Melbourne International Comedy Festival
Cloak Room, Melbourne Town Hall, until Sat April 16 (Saturdays only)
Reviewer: Kate Herbert
Stars:***
Review also in Herald Sun Com Fest review page on Sun March 27, 2016. KH
Justin Hamilton
Justin Hamilton is a rambling philosopher comedian and inveterate
navel-gazer who muses on his own shortcomings and obsessions in his show, Hoot.
There are some hoots in Hoot, although the title refers less
to laughter and more to Hamilton’s childhood memory about... No spoilers.
Hamilton’s stage persona and style of comic delivery shift at
will from cheerfully chirpy to brusque, from vulnerable and insecure to abrasively
smug and a bit too pleased with himself.
His move from Melbourne to Sydney is a key topic, as is his personal
struggle with mild, floating depression that interferes with his life by
keeping him trapped inside his own head.
If this all sounds too dark, remember that comedy often emerges
from adversity or intimate revelations and Hamilton uses both.
After having a go at the familiar topics of exorbitant rents
in Sydney, breakfast shows and the pervasive virus that is reality television,
Hamilton tears a few strips off Warney and his new-found status on a celebrity TV
show and his kids’ charity.
Cue groans and claps from the audience.
A large chunk of Hamilton’s comic material is devoted to people’s
obsession with that other contagious virus called social media.
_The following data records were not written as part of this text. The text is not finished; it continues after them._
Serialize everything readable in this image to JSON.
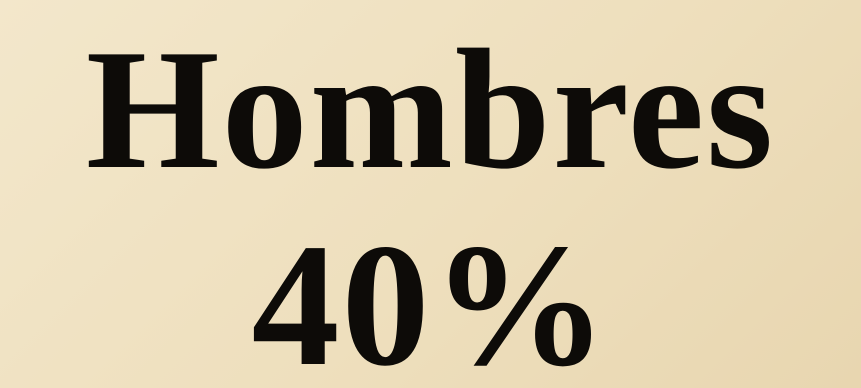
{
  "slide": {
    "label": "Hombres",
    "value": "40%",
    "percent": 40,
    "text_color": "#0d0b08",
    "background_color": "#f0e2c2"
  }
}
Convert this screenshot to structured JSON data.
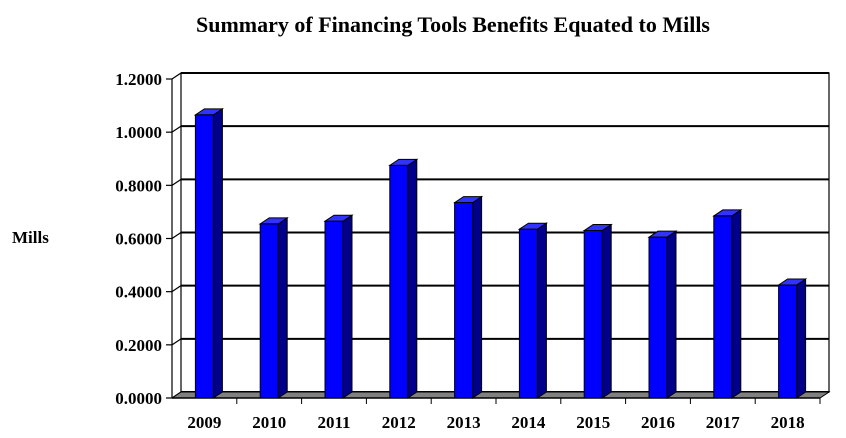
{
  "chart_data": {
    "type": "bar",
    "title": "Summary of Financing Tools Benefits Equated to Mills",
    "ylabel": "Mills",
    "xlabel": "",
    "categories": [
      "2009",
      "2010",
      "2011",
      "2012",
      "2013",
      "2014",
      "2015",
      "2016",
      "2017",
      "2018"
    ],
    "values": [
      1.065,
      0.655,
      0.665,
      0.875,
      0.735,
      0.635,
      0.63,
      0.605,
      0.685,
      0.425
    ],
    "ylim": [
      0,
      1.2
    ],
    "yticks": [
      "0.0000",
      "0.2000",
      "0.4000",
      "0.6000",
      "0.8000",
      "1.0000",
      "1.2000"
    ],
    "ytick_values": [
      0,
      0.2,
      0.4,
      0.6,
      0.8,
      1.0,
      1.2
    ],
    "grid": true,
    "legend": "none",
    "colors": {
      "bar_front": "#0000ff",
      "bar_side": "#00008b",
      "bar_top": "#3333ff",
      "floor": "#808080",
      "grid": "#000000"
    }
  }
}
A big hit with the crowd is his rapid-fire routine that
tracks one idiot’s sleepless, 24-hour social media cycle as he (Is it
Hamilton?) tweets, likes, posts, rants and trolls his way through a day with no
real social contact except buying his lunch - then photographing it.
Hamilton’s very cool, funny and youthful mum’s antics are a
recurring topic while he also gets laughs from stories about his unconscious
jaywalking, computer rage and booking Uber cars.
But Hamilton’s longest and most serious musings are about a lifelong
devotion, from a distance and up close, to his musical hero, David Bowie and this
final material is a moving, albeit not necessarily funny tribute to Bowie and
his legacy.
Although his comic material and show structure need
tightening, Hamilton’s passion for Bowie is perhaps his most attractive trait
and shows this philosopher-comic in the most positive light.